Given that there are these 3 basic usage domains for the word “space” (math, compsci, and natural), when someone talks about a visualization, what do they really mean? I tend to think they mean the latter. They mean “render your abstract stuff into something in 4D so my natural senses are stimulated”. That forces me to contrast the three uses of “space” and try to establish the distinctive properties of a natural space. I won’t go through all the hemming and hawing to do that. I’ll just make my assertion. What I think makes a space natural is affine geometry, basically the preservation of parallel lines. That’s what gives us our intuition about the translation and rotation of rigid objects, distance, perspective, etc.
Of course, people are different. So, it’s reasonable to assume that some people think more in terms of graphs (networks), some in terms of sequence, order, number, etc. But I tend to think those are in the minority. I’d enjoy evidence to the contrary.
In Chapter 2 of Lee Rudolph’s Qualitative Mathematics for the Social Sciences, Rudolph asserts:
truth is what they come to believe more firmly as they function better [...] As such, truth is always conditional and subject to amendment: but it has, always and unconditionally, a net or web of meaning that anchors it pretty firmly to many places
He’s saying this in the context of 2 comments written by G.H. Hardy about the function of mathematicians, chronologically:
(1922) The function of a mathematician is [...] to observe the facts about his own intricate system of reality, [...] to record the results of his observations in a series of maps, each of which is a branch of pure mathematics.
(1940) The function of a mathematician is [...] to prove new theorems
And Rudolph makes the following statement about the first of those quotes:
Hardy wrote his Apology at the end of his mathematical career, when he was convinced, perhaps correctly, that “his creative powers as a mathematician at last, in his sixties, [had] left him.”
Rudolph’s point about the timing of the two statements is critical, the difference being before and after Hardy felt his powers had left him. But the point does not imply what Rudolph infers about mathematical truth. One of the things that all of us do, mathematicians included, is become more conservative as we age (in thought and action, not necessarily political beliefs). As whatever powers we had leave us, we are left with the fossils of the exercising of those powers. This is true of both the complete structure as well as the more sparse anchors set more firmly amongst the less firm surroundings. My guess is that those anchors seed the “crystal.” Whatever anchors we become convicted of … convinced of … while younger, tend to accumulate cruft and barnacles, leading to a stigmergic mess of arbitrarily decided and fossilized dogma … that we then carry to our graves. (Unless we have a near-death epiphany or, as more research is showing, loosen up that “crystal” in some other way.)

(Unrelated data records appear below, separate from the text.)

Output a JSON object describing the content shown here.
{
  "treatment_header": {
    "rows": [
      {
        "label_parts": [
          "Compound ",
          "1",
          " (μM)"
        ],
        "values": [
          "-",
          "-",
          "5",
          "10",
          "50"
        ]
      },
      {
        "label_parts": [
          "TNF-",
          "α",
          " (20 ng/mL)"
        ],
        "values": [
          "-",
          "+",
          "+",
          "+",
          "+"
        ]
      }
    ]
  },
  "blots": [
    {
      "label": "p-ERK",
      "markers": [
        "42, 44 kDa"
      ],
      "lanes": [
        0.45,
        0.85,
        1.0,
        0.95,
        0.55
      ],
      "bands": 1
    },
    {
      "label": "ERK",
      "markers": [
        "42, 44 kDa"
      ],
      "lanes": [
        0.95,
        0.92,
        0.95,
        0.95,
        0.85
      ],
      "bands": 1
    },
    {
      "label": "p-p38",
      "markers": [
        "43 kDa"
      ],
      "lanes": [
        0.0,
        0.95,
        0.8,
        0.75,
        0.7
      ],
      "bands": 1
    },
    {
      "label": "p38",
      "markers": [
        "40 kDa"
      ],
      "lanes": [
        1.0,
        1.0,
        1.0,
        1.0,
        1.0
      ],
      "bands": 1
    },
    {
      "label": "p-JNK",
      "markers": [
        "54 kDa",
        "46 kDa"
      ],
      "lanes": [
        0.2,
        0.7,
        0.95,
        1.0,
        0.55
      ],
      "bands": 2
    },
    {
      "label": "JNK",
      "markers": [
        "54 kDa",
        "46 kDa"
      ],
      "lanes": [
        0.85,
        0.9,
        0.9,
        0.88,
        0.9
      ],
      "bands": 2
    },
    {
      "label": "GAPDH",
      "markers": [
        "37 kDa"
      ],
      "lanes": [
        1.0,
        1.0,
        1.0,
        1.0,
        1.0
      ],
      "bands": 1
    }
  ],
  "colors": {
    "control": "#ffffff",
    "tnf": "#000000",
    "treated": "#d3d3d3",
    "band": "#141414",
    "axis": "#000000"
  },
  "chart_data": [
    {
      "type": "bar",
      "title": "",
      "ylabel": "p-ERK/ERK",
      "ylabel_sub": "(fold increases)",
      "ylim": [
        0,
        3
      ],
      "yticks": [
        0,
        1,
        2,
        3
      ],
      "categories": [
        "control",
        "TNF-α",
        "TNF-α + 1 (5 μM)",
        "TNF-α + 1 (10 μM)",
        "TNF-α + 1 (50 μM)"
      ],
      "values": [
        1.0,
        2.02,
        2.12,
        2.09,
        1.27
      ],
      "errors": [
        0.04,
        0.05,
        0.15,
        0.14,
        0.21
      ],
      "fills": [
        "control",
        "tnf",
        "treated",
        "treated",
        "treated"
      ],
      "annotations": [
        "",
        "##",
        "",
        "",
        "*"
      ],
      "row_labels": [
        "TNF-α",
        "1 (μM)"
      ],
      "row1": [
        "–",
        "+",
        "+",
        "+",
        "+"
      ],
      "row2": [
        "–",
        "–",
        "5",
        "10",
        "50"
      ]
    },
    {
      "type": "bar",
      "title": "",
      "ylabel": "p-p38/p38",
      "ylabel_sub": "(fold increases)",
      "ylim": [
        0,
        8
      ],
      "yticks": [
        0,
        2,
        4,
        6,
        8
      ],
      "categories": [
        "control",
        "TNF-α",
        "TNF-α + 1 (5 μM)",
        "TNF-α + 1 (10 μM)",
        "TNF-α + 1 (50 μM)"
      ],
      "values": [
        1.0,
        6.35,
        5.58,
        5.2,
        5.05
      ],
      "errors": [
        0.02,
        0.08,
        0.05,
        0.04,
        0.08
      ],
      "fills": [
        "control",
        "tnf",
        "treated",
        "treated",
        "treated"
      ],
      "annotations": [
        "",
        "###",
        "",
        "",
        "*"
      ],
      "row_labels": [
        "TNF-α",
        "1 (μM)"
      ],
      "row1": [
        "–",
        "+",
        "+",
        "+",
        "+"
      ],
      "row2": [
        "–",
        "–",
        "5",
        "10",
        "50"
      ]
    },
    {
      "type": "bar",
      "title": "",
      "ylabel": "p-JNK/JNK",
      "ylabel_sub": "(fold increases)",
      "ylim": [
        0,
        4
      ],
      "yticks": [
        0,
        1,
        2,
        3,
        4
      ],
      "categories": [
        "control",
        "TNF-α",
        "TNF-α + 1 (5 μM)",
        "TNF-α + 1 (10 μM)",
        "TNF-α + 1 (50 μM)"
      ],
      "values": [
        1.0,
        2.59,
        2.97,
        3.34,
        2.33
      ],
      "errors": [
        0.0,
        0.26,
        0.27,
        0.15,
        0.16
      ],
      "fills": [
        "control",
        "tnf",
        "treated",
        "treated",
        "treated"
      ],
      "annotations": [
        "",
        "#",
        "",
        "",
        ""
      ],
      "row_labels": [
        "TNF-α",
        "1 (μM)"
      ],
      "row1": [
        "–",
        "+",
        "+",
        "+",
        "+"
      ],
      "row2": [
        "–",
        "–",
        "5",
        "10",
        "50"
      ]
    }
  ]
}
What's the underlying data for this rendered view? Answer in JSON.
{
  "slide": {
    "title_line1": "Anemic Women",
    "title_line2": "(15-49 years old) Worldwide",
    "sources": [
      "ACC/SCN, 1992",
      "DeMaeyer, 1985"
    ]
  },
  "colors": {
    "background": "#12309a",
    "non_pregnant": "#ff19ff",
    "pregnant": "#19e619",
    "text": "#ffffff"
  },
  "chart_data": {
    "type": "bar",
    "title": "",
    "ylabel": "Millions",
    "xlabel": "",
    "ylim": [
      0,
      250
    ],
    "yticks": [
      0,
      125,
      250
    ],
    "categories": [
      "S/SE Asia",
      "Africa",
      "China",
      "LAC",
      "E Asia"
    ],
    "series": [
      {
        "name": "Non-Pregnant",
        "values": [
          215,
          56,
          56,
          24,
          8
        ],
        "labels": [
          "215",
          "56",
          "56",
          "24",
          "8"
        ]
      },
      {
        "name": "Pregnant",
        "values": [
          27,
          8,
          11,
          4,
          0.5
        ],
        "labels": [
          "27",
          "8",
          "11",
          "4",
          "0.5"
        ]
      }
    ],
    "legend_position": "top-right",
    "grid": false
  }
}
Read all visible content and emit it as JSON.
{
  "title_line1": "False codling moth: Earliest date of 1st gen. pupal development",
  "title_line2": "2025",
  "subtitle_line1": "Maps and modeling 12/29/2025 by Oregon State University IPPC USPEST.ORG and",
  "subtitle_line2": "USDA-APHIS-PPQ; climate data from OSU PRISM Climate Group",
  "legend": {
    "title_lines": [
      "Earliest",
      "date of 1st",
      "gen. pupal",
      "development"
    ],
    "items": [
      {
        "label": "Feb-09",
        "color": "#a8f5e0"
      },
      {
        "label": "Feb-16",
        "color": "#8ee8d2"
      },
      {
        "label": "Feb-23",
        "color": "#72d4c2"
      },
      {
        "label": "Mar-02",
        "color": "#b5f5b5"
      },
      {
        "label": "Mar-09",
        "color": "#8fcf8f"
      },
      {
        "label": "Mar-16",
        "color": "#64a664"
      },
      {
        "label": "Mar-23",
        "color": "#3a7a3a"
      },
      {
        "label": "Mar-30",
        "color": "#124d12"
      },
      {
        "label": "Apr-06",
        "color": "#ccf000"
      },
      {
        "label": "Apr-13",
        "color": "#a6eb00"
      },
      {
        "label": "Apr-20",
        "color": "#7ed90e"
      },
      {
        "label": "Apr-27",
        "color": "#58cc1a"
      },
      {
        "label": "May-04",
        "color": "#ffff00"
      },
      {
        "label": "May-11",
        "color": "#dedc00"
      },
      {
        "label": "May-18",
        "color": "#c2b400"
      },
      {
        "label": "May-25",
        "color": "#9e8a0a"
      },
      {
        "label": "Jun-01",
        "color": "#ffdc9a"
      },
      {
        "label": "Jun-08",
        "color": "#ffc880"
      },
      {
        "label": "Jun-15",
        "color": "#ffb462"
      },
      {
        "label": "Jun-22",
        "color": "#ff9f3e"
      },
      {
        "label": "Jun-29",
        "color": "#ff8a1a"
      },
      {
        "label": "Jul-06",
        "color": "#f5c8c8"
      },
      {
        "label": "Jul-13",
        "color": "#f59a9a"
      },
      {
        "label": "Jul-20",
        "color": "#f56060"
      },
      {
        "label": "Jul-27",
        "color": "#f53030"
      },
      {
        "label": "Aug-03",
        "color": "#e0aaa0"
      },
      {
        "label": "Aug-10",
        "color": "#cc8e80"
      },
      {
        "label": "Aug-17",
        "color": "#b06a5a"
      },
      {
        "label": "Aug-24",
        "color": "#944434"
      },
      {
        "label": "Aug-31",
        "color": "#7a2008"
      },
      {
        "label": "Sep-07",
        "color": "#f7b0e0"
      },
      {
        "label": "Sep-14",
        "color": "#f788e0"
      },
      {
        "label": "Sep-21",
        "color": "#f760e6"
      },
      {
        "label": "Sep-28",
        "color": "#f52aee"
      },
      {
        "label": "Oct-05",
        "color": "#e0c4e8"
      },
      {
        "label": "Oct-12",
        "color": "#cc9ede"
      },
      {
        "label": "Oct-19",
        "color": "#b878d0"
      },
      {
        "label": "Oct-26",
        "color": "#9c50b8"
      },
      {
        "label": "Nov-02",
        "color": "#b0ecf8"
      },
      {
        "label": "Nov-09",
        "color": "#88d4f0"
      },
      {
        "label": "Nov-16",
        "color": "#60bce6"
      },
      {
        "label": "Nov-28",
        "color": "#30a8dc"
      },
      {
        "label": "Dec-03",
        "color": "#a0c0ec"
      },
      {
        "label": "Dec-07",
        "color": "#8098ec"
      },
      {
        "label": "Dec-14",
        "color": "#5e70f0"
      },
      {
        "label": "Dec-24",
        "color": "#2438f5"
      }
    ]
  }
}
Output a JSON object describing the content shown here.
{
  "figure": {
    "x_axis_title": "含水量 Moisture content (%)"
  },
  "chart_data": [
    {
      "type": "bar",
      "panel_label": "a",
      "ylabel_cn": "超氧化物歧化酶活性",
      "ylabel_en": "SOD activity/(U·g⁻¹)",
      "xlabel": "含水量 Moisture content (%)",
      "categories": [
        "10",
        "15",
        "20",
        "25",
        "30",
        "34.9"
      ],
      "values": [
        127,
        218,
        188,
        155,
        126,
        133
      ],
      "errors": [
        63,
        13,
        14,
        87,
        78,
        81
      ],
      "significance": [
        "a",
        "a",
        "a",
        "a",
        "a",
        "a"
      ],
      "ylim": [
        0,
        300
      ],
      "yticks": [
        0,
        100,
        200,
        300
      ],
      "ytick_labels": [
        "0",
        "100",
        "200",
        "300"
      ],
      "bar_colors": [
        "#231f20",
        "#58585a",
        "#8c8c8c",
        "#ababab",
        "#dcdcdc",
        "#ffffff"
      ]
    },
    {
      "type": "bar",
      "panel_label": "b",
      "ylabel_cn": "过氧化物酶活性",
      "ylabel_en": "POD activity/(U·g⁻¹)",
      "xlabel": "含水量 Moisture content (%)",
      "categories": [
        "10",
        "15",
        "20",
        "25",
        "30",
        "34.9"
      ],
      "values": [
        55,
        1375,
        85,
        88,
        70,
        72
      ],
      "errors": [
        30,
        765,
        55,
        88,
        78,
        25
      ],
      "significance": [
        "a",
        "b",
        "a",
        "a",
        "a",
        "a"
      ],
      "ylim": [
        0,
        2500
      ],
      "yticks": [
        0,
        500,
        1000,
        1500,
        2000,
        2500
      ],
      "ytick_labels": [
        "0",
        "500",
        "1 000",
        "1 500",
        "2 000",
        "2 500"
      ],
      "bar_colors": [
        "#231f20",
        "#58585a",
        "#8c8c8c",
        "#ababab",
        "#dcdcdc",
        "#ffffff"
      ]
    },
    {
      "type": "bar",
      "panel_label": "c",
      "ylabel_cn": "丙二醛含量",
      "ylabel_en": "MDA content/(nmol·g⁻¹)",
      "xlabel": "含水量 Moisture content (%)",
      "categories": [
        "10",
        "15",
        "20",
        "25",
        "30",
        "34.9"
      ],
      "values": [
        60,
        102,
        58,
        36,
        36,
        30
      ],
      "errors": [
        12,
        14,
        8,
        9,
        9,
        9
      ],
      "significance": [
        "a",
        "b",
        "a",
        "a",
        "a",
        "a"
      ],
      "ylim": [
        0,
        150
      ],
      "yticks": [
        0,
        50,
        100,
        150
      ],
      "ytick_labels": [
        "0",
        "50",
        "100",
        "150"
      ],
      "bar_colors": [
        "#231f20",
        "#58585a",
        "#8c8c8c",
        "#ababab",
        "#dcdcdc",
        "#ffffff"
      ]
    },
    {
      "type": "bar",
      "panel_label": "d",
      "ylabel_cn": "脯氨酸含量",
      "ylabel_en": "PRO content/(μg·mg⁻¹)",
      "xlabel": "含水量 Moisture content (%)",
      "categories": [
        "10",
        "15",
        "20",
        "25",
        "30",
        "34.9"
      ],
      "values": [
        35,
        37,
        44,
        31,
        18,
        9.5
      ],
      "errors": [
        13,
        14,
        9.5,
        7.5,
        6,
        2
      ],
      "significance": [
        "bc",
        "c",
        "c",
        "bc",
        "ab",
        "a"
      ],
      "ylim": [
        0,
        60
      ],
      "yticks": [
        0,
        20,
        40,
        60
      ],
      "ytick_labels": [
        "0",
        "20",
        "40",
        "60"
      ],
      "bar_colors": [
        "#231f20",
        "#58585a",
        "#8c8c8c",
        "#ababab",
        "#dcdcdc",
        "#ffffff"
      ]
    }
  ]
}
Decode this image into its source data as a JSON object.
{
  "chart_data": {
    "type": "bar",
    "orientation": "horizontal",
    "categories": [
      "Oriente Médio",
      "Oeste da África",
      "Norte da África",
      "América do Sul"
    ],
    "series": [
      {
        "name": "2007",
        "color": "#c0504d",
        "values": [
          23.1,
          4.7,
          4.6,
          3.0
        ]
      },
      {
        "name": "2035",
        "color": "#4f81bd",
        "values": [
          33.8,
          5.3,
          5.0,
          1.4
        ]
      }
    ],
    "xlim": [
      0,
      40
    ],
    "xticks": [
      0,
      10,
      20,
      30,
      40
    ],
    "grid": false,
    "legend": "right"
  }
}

What Hardy successfully exhibits with his change is the path from ideological conviction to transpersonal artifact. Just like science, what matters are the artifacts we produce, the less semantically (and metaphorically) laden, the better. For math, it comes in the form of proofs. For science, it comes in the form of recipes that anyone with an equivalent sensorimotor manifold can execute. Hence, mathematical truth is not a (or many) set(s) of beliefs inside the heads of mathematicians. It is the proofs written on paper and magnetic/optical media all around us. I think we’re finally approaching a demonstration of that with the homotopy type theory (HoTT) project, whereby mathematical truth would be fully instantiated in computing machinery. Even if HoTT fails, it’ll be a huge step toward externalizing mathematics (exegesis of the esoteric … pretty much the inverse of what Rudolph concludes).